N Engl J Med. 2015 Oct 5.
This multicentre, ICU RCT received a methodology score of 4/5 and 2/5 for usefulness. They concluded that early treatment of fever with acetaminophen in suspected or confirmed infection results in moderate reduction in temperature, but does not affect the number of ICU-free days which was a composite endpoint combining mortality and ICU length of stay. Also, there was no statistically significant difference between acetaminophen versus placebo with respect to 28d mortality, 90d mortality, or survival time to day 90.
By: Dr. Gauri Ghate
(Presented December 2015)
Adjustment of Confidence Intervals for Interim Analyses
Interim analyses are commonly planned in large studies. This can be useful, for example, to ensure patient safety (either by finding a significant benefit or harm early on), or as a cost saving measure by stopping the study early if there is no statistical probability to find a difference between groups later on. There are caveats to interim analyses.
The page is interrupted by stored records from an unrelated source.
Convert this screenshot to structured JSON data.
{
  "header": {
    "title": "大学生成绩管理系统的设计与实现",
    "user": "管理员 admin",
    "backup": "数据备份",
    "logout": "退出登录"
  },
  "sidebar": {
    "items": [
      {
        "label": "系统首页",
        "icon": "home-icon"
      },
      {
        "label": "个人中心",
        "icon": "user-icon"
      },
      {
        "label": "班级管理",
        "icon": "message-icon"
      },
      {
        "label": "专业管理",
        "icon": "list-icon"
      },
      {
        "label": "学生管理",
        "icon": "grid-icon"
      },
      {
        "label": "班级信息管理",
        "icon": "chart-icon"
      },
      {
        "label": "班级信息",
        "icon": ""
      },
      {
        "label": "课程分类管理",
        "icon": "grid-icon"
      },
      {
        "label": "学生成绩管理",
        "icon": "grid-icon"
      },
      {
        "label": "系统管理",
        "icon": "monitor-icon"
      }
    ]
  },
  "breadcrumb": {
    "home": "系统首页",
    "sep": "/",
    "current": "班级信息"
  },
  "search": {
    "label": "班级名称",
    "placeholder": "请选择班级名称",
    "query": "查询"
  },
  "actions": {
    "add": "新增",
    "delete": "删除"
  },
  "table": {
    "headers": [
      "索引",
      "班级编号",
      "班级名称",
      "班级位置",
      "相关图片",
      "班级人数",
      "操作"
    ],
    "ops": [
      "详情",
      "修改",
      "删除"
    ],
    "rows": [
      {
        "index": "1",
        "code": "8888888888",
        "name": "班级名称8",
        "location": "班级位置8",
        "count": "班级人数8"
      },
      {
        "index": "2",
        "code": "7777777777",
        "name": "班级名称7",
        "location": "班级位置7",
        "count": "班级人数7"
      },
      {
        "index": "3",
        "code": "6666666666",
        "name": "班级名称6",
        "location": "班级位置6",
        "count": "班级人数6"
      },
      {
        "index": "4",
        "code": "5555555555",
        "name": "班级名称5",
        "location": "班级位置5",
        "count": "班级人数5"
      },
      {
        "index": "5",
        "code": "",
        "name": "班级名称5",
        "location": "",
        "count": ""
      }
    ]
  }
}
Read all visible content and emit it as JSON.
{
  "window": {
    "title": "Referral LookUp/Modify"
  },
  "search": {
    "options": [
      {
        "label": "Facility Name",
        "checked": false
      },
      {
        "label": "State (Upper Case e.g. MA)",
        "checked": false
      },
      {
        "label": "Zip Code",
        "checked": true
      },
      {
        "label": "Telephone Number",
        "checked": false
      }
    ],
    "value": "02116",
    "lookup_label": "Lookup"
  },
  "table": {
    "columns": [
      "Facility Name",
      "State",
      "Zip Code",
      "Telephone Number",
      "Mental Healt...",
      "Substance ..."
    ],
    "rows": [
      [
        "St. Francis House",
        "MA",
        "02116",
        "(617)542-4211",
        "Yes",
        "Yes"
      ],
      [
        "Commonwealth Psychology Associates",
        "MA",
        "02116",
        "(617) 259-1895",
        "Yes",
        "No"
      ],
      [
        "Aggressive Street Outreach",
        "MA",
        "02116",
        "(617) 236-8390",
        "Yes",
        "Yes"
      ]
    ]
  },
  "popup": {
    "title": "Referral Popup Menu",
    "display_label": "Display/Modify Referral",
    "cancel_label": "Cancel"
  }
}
It is possible for a perceived “futile” study to become significant if allowed to continue on (lack of power to find a difference early on). It is also possible to find a significant difference early on by chance alone. Because the likelihood to find a difference by chance alone increases every time you analyze the data, there are strategies to account for this (such as the O’Brien Fleming Approach), most of which include raising the bar for statistical significance (i.e. p-value much smaller than 0.05 or using >95%CI instead).